Devo confessare che non capisco molto il dibattito sull’austerity, perché è fuor di dubbio che non ci dovrebbero essere discussioni sulla necessità di un consolidamento dei conti da parte degli Stati membri. Al limite ci si può mettere d’accordo sul tempo che serve per realizzarlo, per esempio in 5 o 8 anni. L’altra questione riguarda le azioni da intraprendere per aumentare la crescita economica, e chiama in causa l’apertura dei mercati alla concorrenza e, il miglioramento dell’efficienza della pubblica amministrazione. Non si tratta di allocare nuovi fondi per gli investimenti, Italia e Spagna ne hanno avuti a pioggia negli ultimi dieci anni e li hanno utilizzati male. Si tratta di riformare le strutture pubbliche per migliorare l’iniziativa privata. 

Significa meno tasse?
Non esattamente, è meglio avere la certezza del sistema fiscale, una pubblica amministrazione che funziona, più semplificazioni nell’iter burocratico per aprire nuovi business. Insomma, si possono mettere in campo molte riforme senza allocare nuovi fondi, reinventando la burocrazia. 

La Germania è un modello?
In settembre abbiamo le elezioni, e il dibattito è su “quanto siamo bravi”. Io dico: sì, è vero, se guardiamo indietro al 2003 siamo migliorati molto. Ma come saremo nel 2020? Gerard Schroeder aveva introdotto l’”Agenda 2010”, ma all’orizzonte per i prossimi due lustri non vedo alcuna agenda. Dobbiamo ripartire con una prospettiva per i prossimi dieci anni. Il dibattito portato avanti da Angela Merkel e il partito liberale è della serie “tutto va bene, non alzeremo le tasse”, e su temi che sarebbero stati materia di contesa elettorale negli anni ’70, come il salario minimo.
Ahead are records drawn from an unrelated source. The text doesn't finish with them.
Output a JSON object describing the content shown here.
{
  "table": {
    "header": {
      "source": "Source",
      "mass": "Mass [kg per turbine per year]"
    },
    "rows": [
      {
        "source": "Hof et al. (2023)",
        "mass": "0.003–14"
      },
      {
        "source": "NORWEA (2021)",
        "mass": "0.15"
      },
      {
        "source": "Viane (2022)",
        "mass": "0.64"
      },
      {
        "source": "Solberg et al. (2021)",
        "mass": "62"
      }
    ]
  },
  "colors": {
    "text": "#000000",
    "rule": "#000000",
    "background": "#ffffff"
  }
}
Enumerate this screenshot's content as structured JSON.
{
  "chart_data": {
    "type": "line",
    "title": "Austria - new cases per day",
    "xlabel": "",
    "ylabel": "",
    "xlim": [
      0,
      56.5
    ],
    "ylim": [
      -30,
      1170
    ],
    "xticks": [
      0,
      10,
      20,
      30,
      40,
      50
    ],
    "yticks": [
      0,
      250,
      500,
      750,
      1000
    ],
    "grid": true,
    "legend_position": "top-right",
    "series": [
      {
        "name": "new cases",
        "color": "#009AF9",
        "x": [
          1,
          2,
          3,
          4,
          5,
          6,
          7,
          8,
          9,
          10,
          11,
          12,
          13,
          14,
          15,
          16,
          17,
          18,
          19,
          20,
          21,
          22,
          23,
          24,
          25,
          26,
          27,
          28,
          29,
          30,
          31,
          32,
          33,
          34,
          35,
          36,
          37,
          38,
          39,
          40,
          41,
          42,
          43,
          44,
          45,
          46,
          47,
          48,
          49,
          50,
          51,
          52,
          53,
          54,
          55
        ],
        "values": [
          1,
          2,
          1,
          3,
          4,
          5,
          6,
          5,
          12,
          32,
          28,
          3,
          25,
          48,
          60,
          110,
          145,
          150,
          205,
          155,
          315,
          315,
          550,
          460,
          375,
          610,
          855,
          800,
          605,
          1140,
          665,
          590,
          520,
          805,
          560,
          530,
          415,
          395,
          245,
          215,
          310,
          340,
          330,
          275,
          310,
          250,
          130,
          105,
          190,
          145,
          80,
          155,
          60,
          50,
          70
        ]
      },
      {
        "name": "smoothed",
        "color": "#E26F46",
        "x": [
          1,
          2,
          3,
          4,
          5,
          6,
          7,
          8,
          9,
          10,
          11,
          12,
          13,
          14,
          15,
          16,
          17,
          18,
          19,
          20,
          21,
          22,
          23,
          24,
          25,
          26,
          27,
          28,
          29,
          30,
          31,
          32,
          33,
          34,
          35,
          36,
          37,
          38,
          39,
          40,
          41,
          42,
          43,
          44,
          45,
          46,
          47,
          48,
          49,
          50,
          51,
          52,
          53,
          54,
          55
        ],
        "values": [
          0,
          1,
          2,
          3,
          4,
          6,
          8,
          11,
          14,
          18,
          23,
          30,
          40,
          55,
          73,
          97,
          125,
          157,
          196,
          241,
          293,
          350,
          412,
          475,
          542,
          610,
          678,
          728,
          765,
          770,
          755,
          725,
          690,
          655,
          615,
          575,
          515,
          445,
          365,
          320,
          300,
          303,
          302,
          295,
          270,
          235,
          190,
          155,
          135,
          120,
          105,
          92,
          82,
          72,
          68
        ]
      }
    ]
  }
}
Ha qualche suggerimento per Enrico Letta?
Già prima della crisi finanziaria del 2008 l’Italia era in coda alle classifiche per produttività. I vostri problemi risalgono a 10, 15 anni fa. Enrico Letta, di concerto con la grande coalizione di cui è a capo e in armonia con le istituzioni europee dovrebbe ripartire dall’industria per renderla più competitiva.